With the help of the lessons learnt after our 2005 site search categorisation exercise, consultation with experts and a series of internal workshops, we came up with a simple taxonomy which is structured as a list of subjects, using a simple header and a single level below.

Methodology and process

We ran a pilot categorisation exercise, which was extremely helpful particularly to:

For example, we decided to go for the query method as the quality of the categorisation was high. The alternative was the training method (automated tagging by the search engine after analysing a sample of representative records for each subject category), which was not suitable due to the nature and chronology of our data

We implemented a new set of business rules within the metadata schema in order to allow subseries and series titles to influence the categorisation of low level file descriptions. This was essential to break the barriers of the strict multilevel structure of our relational database catalogue.

Next was the research and query building phase: each archivist was responsible for the development of a group of subjects. We researched sources for each subject within the context of The National Archives holdings, always assessing which records a wide range of users would expect to find under each subject filter. The outcome was a compilation of words and phrases for each subject. These word lists were used to build sophisticated queries at the back end and drive the automated tagging process.

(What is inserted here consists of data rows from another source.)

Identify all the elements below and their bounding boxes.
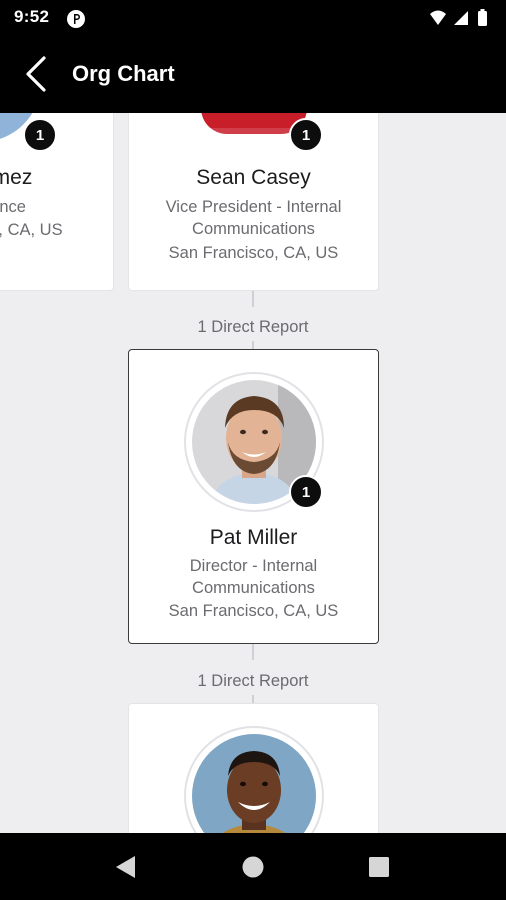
peer-location: co, CA, US [0,221,63,239]
nav-home-button[interactable] [233,851,273,883]
status-time: 9:52 [14,7,50,26]
page-title: Org Chart [72,61,175,86]
direct-report-label: 1 Direct Report [197,672,309,690]
connector-line [252,291,254,307]
status-icons [430,9,487,26]
org-chart-canvas[interactable]: 1 omez nance co, CA, US 1 Sean Casey Vic… [0,113,506,833]
direct-report-label: 1 Direct Report [197,318,309,336]
direct-report-card[interactable] [128,703,379,833]
peer-location: San Francisco, CA, US [168,244,339,262]
direct-report-count-badge: 1 [23,118,57,152]
signal-icon [454,11,468,25]
wifi-icon [430,10,446,25]
battery-icon [478,9,487,26]
person-location: San Francisco, CA, US [168,602,339,620]
person-title-line2: Communications [192,579,315,597]
nav-recents-icon [369,857,389,877]
direct-report-count-badge: 1 [289,475,323,509]
app-bar: Org Chart [0,36,506,113]
peer-title: nance [0,198,26,216]
peer-name: omez [0,166,33,189]
nav-back-icon [116,856,135,878]
nav-home-icon [242,856,264,878]
nav-recents-button[interactable] [359,851,399,883]
peer-card-sean-casey[interactable]: 1 Sean Casey Vice President - Internal C… [128,113,379,291]
back-arrow-icon [26,56,46,92]
direct-report-count-badge: 1 [289,118,323,152]
peer-title: Vice President - Internal [165,198,342,216]
person-name: Pat Miller [209,526,298,549]
status-bar: 9:52 [0,0,506,36]
nav-back-button[interactable] [106,851,146,883]
connector-line [252,695,254,703]
connector-line [252,644,254,660]
back-button[interactable] [14,54,58,94]
system-nav-bar [0,833,506,900]
selected-person-card[interactable]: 1 Pat Miller Director - Internal Communi… [128,349,379,644]
connector-line [252,341,254,349]
person-title: Director - Internal [189,557,318,575]
peer-card-left[interactable]: 1 omez nance co, CA, US [0,113,114,291]
peer-title-line2: Communications [192,220,315,238]
peer-name: Sean Casey [196,166,311,189]
app-notification-icon [67,10,85,28]
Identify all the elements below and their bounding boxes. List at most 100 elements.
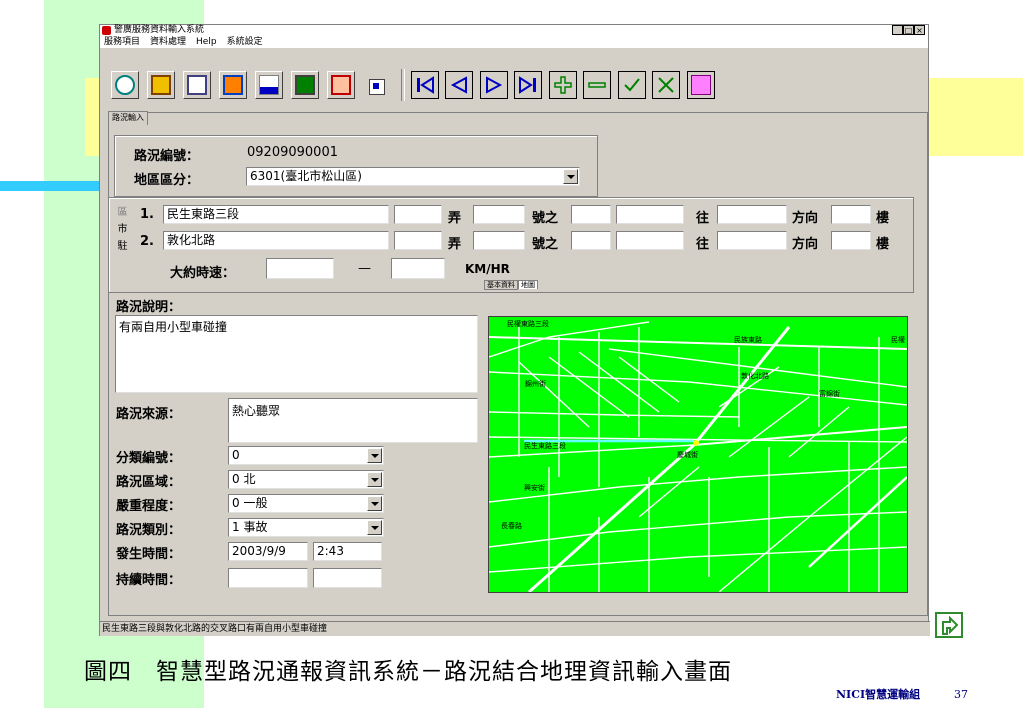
confirm-button[interactable] bbox=[618, 71, 646, 99]
next-icon bbox=[486, 76, 503, 94]
row2-subnumber-input[interactable] bbox=[571, 231, 611, 250]
menu-system-settings[interactable]: 系統設定 bbox=[227, 37, 263, 47]
side-button-column: 區 市 駐 bbox=[114, 204, 131, 256]
side-button-district[interactable]: 區 bbox=[114, 204, 131, 221]
category-select[interactable]: 0 bbox=[228, 446, 384, 465]
row1-toward-input[interactable] bbox=[717, 205, 787, 224]
speed-min-input[interactable] bbox=[266, 258, 334, 279]
row1-extra-input[interactable] bbox=[616, 205, 684, 224]
map-view[interactable]: 民權東路三段 民族東路 錦州街 敦化北路 富錦街 民生東路三段 慶城街 興安街 … bbox=[488, 316, 908, 593]
next-record-button[interactable] bbox=[480, 71, 508, 99]
map-label-changchun: 長春路 bbox=[501, 522, 522, 530]
chart-button[interactable] bbox=[255, 71, 283, 99]
return-button[interactable] bbox=[935, 612, 963, 638]
add-record-button[interactable] bbox=[549, 71, 577, 99]
side-button-city[interactable]: 市 bbox=[114, 221, 131, 238]
severity-select-value: 0 一般 bbox=[232, 496, 268, 510]
side-button-station[interactable]: 駐 bbox=[114, 238, 131, 255]
chevron-down-icon[interactable] bbox=[563, 169, 578, 184]
map-label-fujin: 富錦街 bbox=[819, 390, 840, 398]
first-record-button[interactable] bbox=[411, 71, 439, 99]
chart-icon bbox=[259, 75, 279, 95]
x-icon bbox=[658, 77, 674, 93]
previous-icon bbox=[450, 76, 467, 94]
date-input[interactable]: 2003/9/9 bbox=[228, 542, 308, 561]
sync-button[interactable] bbox=[687, 71, 715, 99]
row2-section-input[interactable] bbox=[394, 231, 442, 250]
refresh-button[interactable] bbox=[111, 71, 139, 99]
printer-icon bbox=[187, 75, 207, 95]
small-blue-button[interactable] bbox=[369, 79, 385, 95]
road-id-value: 09209090001 bbox=[247, 145, 338, 160]
row2-direction-label: 方向 bbox=[792, 237, 819, 252]
slide-cyan-bar bbox=[0, 181, 100, 191]
back-button[interactable] bbox=[219, 71, 247, 99]
row2-floor-input[interactable] bbox=[831, 231, 871, 250]
region-label: 路況區域： bbox=[116, 475, 182, 490]
map-label-xingan: 興安街 bbox=[524, 484, 545, 492]
row2-lane-input[interactable] bbox=[473, 231, 525, 250]
row1-floor-input[interactable] bbox=[831, 205, 871, 224]
app-icon bbox=[102, 26, 111, 35]
close-button[interactable]: × bbox=[914, 25, 925, 35]
district-select[interactable]: 6301(臺北市松山區) bbox=[246, 167, 580, 186]
severity-label: 嚴重程度： bbox=[116, 499, 182, 514]
region-select-value: 0 北 bbox=[232, 472, 256, 486]
type-select-value: 1 事故 bbox=[232, 520, 268, 534]
chevron-down-icon[interactable] bbox=[367, 496, 382, 511]
edit-record-button[interactable] bbox=[147, 71, 175, 99]
row2-lane-label: 弄 bbox=[448, 237, 462, 252]
row1-road-input[interactable]: 民生東路三段 bbox=[163, 205, 389, 224]
incident-marker bbox=[693, 440, 699, 446]
monitor-button[interactable] bbox=[291, 71, 319, 99]
district-select-value: 6301(臺北市松山區) bbox=[250, 169, 362, 183]
tab-road-input[interactable]: 路況輸入 bbox=[108, 111, 148, 125]
refresh-icon bbox=[115, 75, 135, 95]
menu-help[interactable]: Help bbox=[196, 37, 217, 47]
source-label: 路況來源： bbox=[116, 407, 182, 422]
row1-section-input[interactable] bbox=[394, 205, 442, 224]
row2-toward-input[interactable] bbox=[717, 231, 787, 250]
tab-map[interactable]: 地圖 bbox=[518, 280, 538, 289]
row2-extra-input[interactable] bbox=[616, 231, 684, 250]
last-icon bbox=[519, 76, 536, 94]
tab-basic-data[interactable]: 基本資料 bbox=[484, 280, 518, 290]
row1-subnumber-input[interactable] bbox=[571, 205, 611, 224]
clock-input[interactable]: 2:43 bbox=[313, 542, 382, 561]
category-select-value: 0 bbox=[232, 448, 240, 462]
square-icon bbox=[373, 83, 379, 89]
desc-textarea[interactable]: 有兩自用小型車碰撞 bbox=[115, 315, 478, 393]
chevron-down-icon[interactable] bbox=[367, 520, 382, 535]
source-input[interactable]: 熱心聽眾 bbox=[228, 398, 478, 443]
menu-data-processing[interactable]: 資料處理 bbox=[150, 37, 186, 47]
severity-select[interactable]: 0 一般 bbox=[228, 494, 384, 513]
district-label: 地區區分： bbox=[134, 173, 200, 188]
row1-direction-label: 方向 bbox=[792, 211, 819, 226]
chevron-down-icon[interactable] bbox=[367, 448, 382, 463]
minus-icon bbox=[588, 82, 606, 88]
duration-input-2[interactable] bbox=[313, 568, 382, 588]
delete-record-button[interactable] bbox=[583, 71, 611, 99]
maximize-button[interactable]: □ bbox=[903, 25, 914, 35]
type-select[interactable]: 1 事故 bbox=[228, 518, 384, 537]
menu-service-items[interactable]: 服務項目 bbox=[104, 37, 140, 47]
last-record-button[interactable] bbox=[514, 71, 542, 99]
speed-max-input[interactable] bbox=[391, 258, 445, 279]
toolbar-separator bbox=[401, 69, 405, 101]
print-button[interactable] bbox=[183, 71, 211, 99]
duration-input-1[interactable] bbox=[228, 568, 308, 588]
cancel-button[interactable] bbox=[652, 71, 680, 99]
organization-label: NICI智慧運輸組 bbox=[836, 688, 921, 701]
row1-lane-input[interactable] bbox=[473, 205, 525, 224]
minimize-button[interactable]: _ bbox=[892, 25, 903, 35]
region-select[interactable]: 0 北 bbox=[228, 470, 384, 489]
row2-road-input[interactable]: 敦化北路 bbox=[163, 231, 389, 250]
road-id-label: 路況編號： bbox=[134, 149, 200, 164]
news-button[interactable] bbox=[327, 71, 355, 99]
chevron-down-icon[interactable] bbox=[367, 472, 382, 487]
previous-record-button[interactable] bbox=[445, 71, 473, 99]
menu-bar: 服務項目 資料處理 Help 系統設定 bbox=[100, 36, 928, 48]
street-map bbox=[489, 321, 907, 592]
row2-floor-label: 樓 bbox=[876, 237, 890, 252]
return-arrow-icon bbox=[942, 615, 959, 635]
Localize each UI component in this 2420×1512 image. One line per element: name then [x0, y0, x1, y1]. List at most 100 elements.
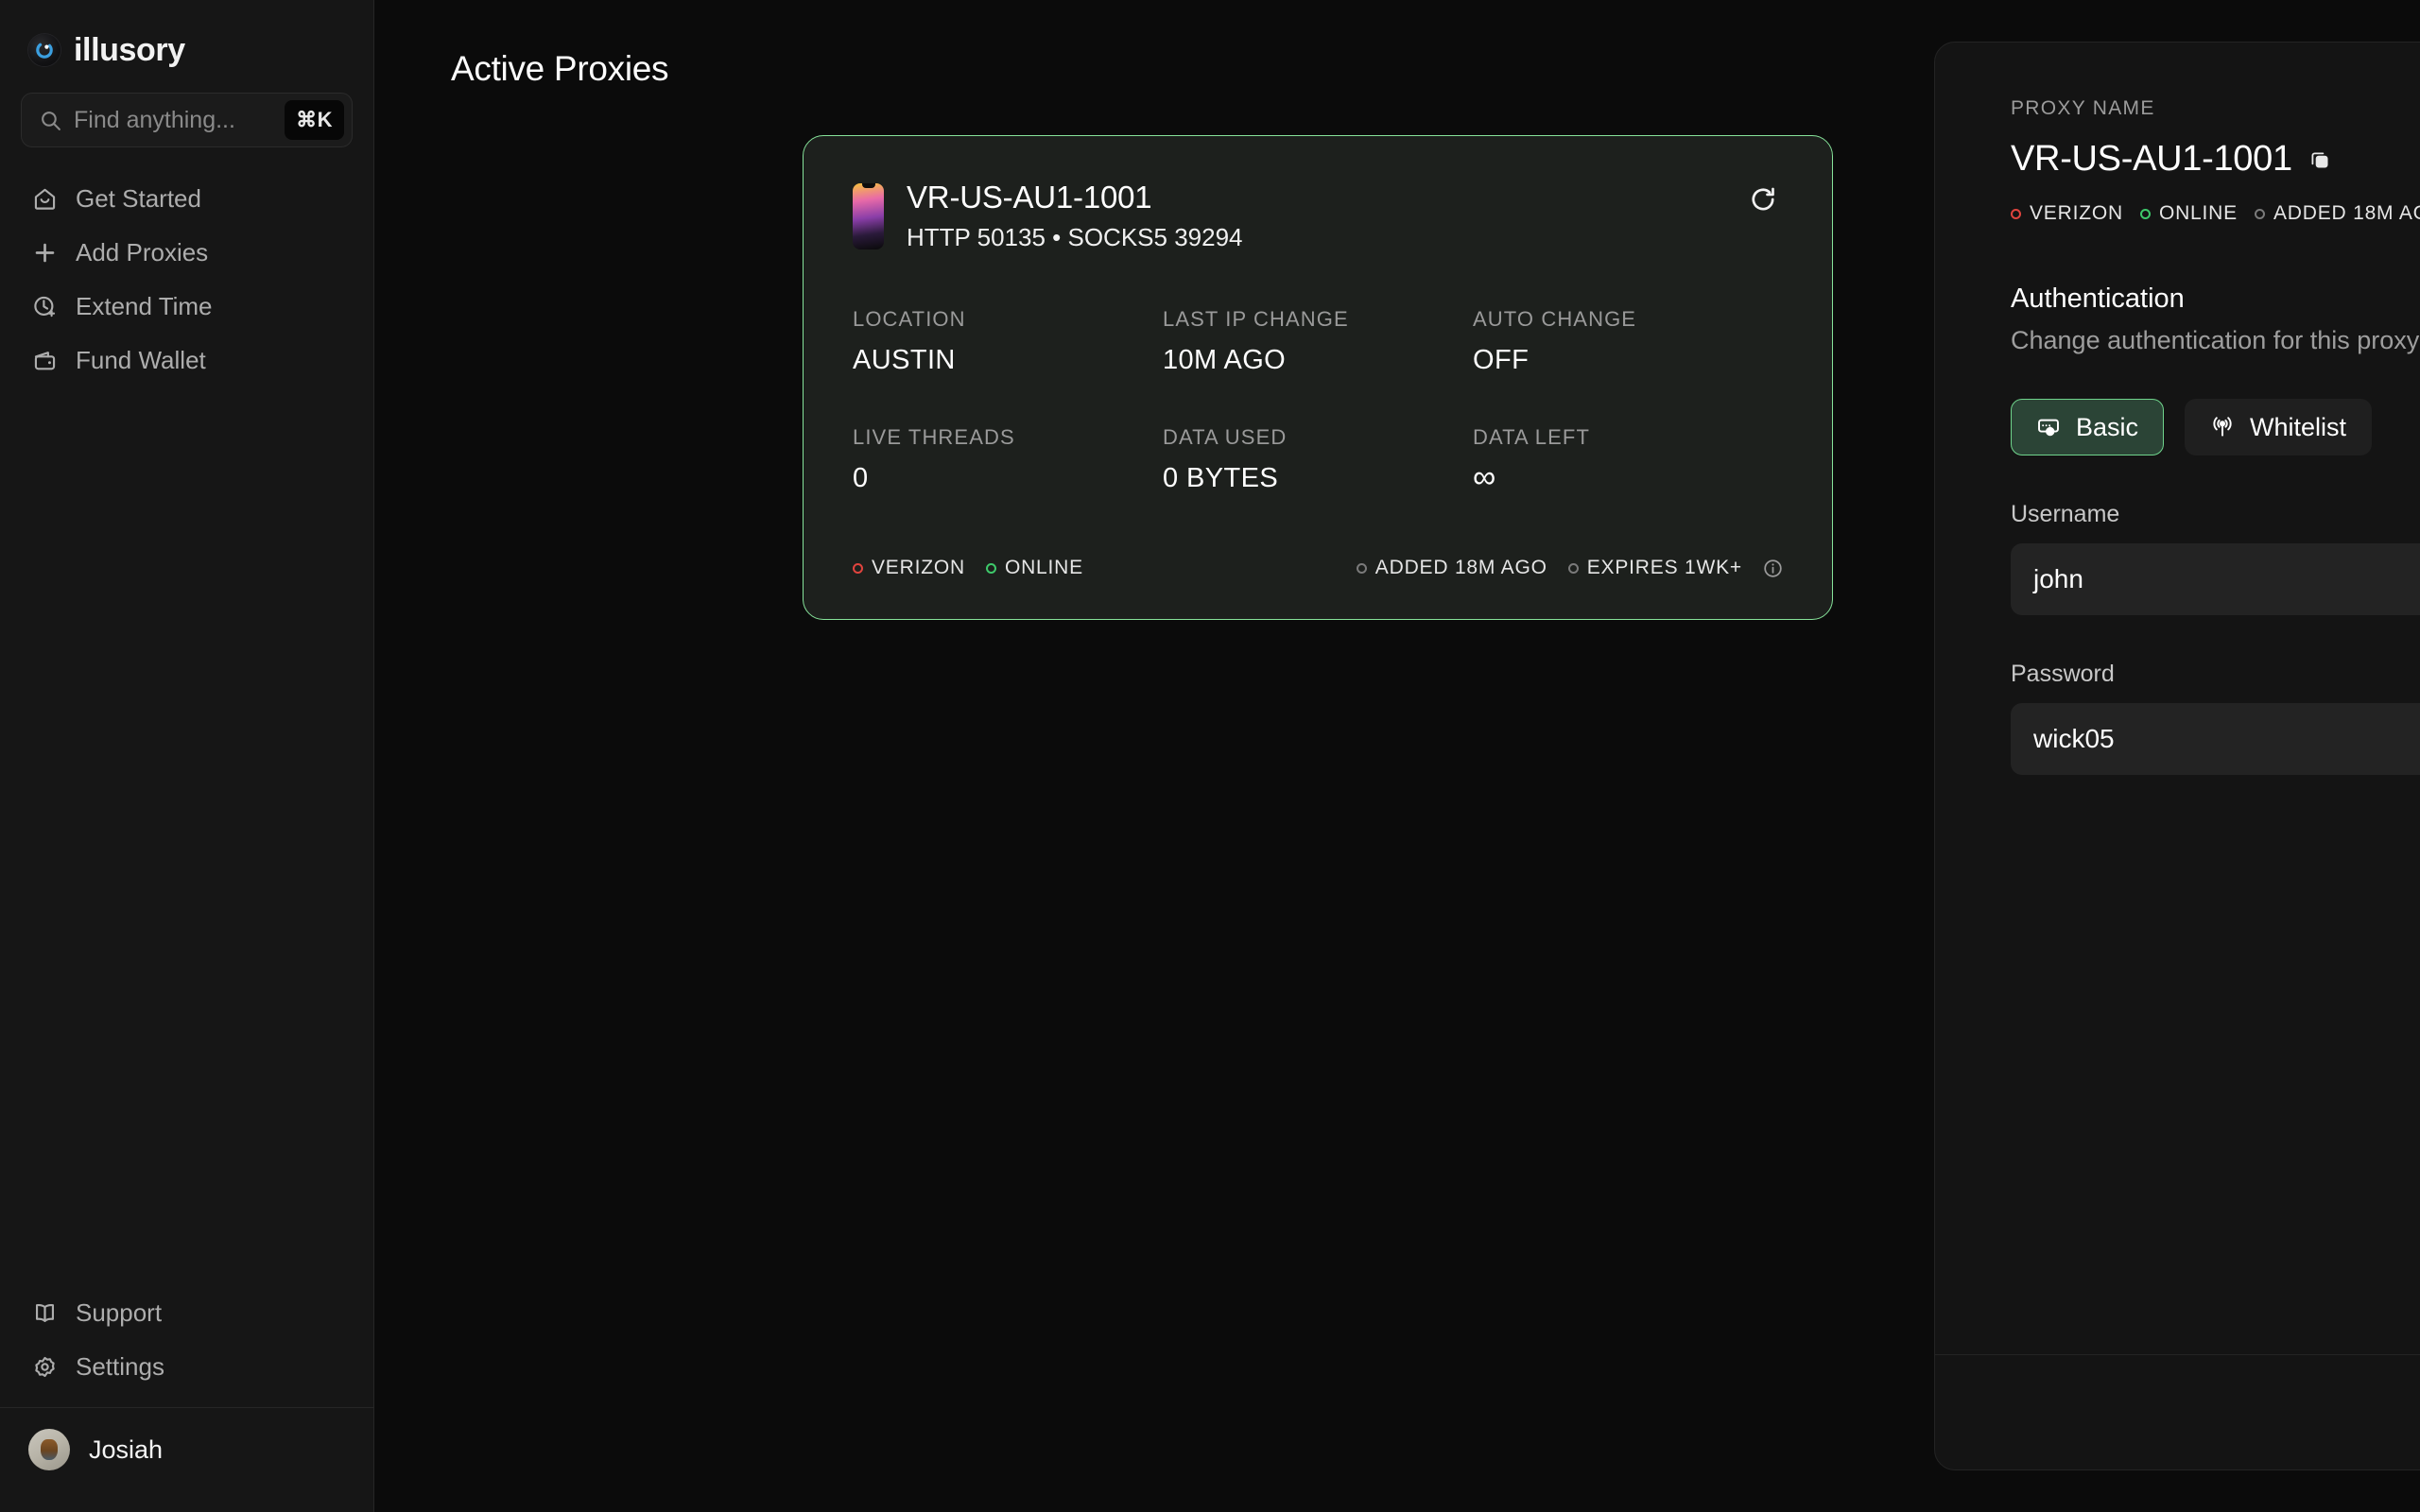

One of the challenges was (and still is) disambiguation: dealing with homonyms. For example, in order to build a successful query to tag records under the subject ‘Race relations’ we had to exclude instances of the term ‘race’ in other contexts (horse races, air races, athletic races, race to the moon, etc.). We also learnt to never underestimate the number of words that might be contained in an English name.

This diagram illustrates the indexing process:

New data is automatically categorised during the ingestion and indexing process. This is extremely important for us because we release an average of 12,000 catalogue entries per week.

Beta release, testing and tuning

Discovery is still a beta system and is not yet fully synchronised with the live TNA Catalogue data.

Following the beta release we carried out two testing exercises in parallel:

Outcome

  • A taxonomy subject filtering is in operation to serve the new Discovery Service.
  • Taxonomy development work has become business as usual
  • A team of archivists has embraced the new technology to carry out a different type of descriptive work, putting a curatorial dimension into a search engine

Future work

  • Taxonomy maintenance
  • Adjustments for the ingest of other data sources, ie DocumentsOnline

Lessons learnt

  • The importance of writing robust business rules in a language that developers can interpret and transform.
  • Testing and tuning, testing and tuning and testing and tuning again.
  • The advantages of agile development versus prince related project management methodologies.
  • The fact that software is always imperfect and that we need to accept some undesirable features and work around the issues to achieve a positive outcome, resisting the temptation to hit our heads against the wall.
  • The realisation that difficulties around disambiguation, language and personal names can also make your day much more interesting and fun.
  • Finally, we already knew this from the start but… we kept learning that in the current climate all projects have to be delivered with very limited financial resources.